Bund will Anspruch auf monoklonale Antikörper regeln

Deutsches Ärzteblatt vom Dienstag, 10.05.2022


Die Bundesregierung will einen Versorgungsanspruch auf verschreibungspflichtige Arzneimittel mit monoklonalen Antikörpern zur präventiven Anwendung vor COVID-19 schaffen.

Greifen soll die Regelung aber nur für bestimmte Patientengruppen, wie ein Referentenentwurf aus dem Bundesministerium für Gesundheit (BMG) zeigt, der dem Deutschen Ärzteblatt vorliegt.

Einen Anspruch soll es geben, wenn bei Patienten aus medizinischen Gründen kein oder kein ausrei­chender Immunschutz gegen COVID-19 durch eine Impfung erzielt werden kann oder Impfungen gegen SARS-CoV-2 aufgrund einer Kontraindikation nicht möglich sind und die Betroffenen Risikofaktoren für einen schweren Krankheitsverlauf haben.

Medizinische Gründe können dem Entwurf zufolge insbesondere aufgrund von angeborenen Immundefekten, Grunderkrankungen oder aufgrund immunsuppressiver Therapie, die zu einer maßgeblichen Beeinträchtigung der Immunantwort führen kann, vorliegen.

Diese Patientengruppen hätten „mitunter das höchste Risiko für schwere oder tödliche COVID-19-Verläufe“, heißt es in der Begründung zu der Verordnung, die sich derzeit im Stellungnahmeverfahren bei den Verbän­den befindet.

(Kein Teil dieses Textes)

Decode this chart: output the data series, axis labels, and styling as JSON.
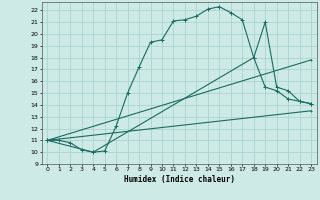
{
  "xlabel": "Humidex (Indice chaleur)",
  "bg_color": "#ceeae6",
  "grid_color": "#aad4d0",
  "line_color": "#1a6b5e",
  "xlim": [
    -0.5,
    23.5
  ],
  "ylim": [
    9,
    22.7
  ],
  "xticks": [
    0,
    1,
    2,
    3,
    4,
    5,
    6,
    7,
    8,
    9,
    10,
    11,
    12,
    13,
    14,
    15,
    16,
    17,
    18,
    19,
    20,
    21,
    22,
    23
  ],
  "yticks": [
    9,
    10,
    11,
    12,
    13,
    14,
    15,
    16,
    17,
    18,
    19,
    20,
    21,
    22
  ],
  "line1_x": [
    0,
    1,
    2,
    3,
    4,
    5,
    6,
    7,
    8,
    9,
    10,
    11,
    12,
    13,
    14,
    15,
    16,
    17,
    18,
    19,
    20,
    21,
    22,
    23
  ],
  "line1_y": [
    11.0,
    11.0,
    10.8,
    10.2,
    10.0,
    10.1,
    12.2,
    15.0,
    17.2,
    19.3,
    19.5,
    21.1,
    21.2,
    21.5,
    22.1,
    22.3,
    21.8,
    21.2,
    18.0,
    15.5,
    15.2,
    14.5,
    14.3,
    14.1
  ],
  "line2_x": [
    0,
    4,
    18,
    19,
    20,
    21,
    22,
    23
  ],
  "line2_y": [
    11.0,
    10.0,
    18.0,
    21.0,
    15.5,
    15.2,
    14.3,
    14.1
  ],
  "line3_x": [
    0,
    23
  ],
  "line3_y": [
    11.0,
    13.5
  ],
  "line4_x": [
    0,
    23
  ],
  "line4_y": [
    11.0,
    17.8
  ]
}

Es sei notwendig für diese Patienten einen Versorgungsanspruch für eine „zusätzliche, effektive Schutzmaßnahme zu schaffen“.

Der Entwurf sieht vor, die künftige SARS-CoV-2-Arzneimittelversorgungsverordnung zum 25. November aus­lau­fen zu lassen. Die bisher geltenden Ausnahmeregelungen werden damit um ein halbes Jahr verlängert. Sie wären ansonsten am 31. Mai außer Kraft getreten.

Verlängert werden damit bestimmte Ausnahmeregelungen zur Sicherstellung der Versorgung der Bevölkerung mit Arzneimitteln einschließlich Betäubungsmitteln. Die Ausnahmen sollen auch dazu beitragen, dass Arzt-Patienten- und Patienten-Apotheken-Kontakte reduziert und so Infektionen vermieden werden. Zudem enthält die Verordnung Regelungen zur Vergütung der Distribution und Abgabe von vom Bund zentral beschafften anti­viralen Arzneimittel gegen COVID-19.

Die Präsidentin der Bundesvereinigung Deutscher Apothekerverbände (ABDA), Gabriele Regina Overwiening, sprach heute von einem „guten Signal“. Seit Beginn der Coronapandemie könnten die Apotheken dank ihres größeren Entscheidungsspielraums bei Lieferengpässen Millionen Menschen sofort versorgen, ihnen doppelte Wege und Wartezeiten ersparen.

Sie könnten bei Engpässen auf wirkstoffgleiche oder -ähnliche Alternativprä­parate, andere Packungsgrößen oder Wirkstärken zurückgreifen. Wenig erfreut zeigte sie sich von der Frist im November. Overwiening zufolge sollte die Regelung dauerhaft gesetzlich verankert werden.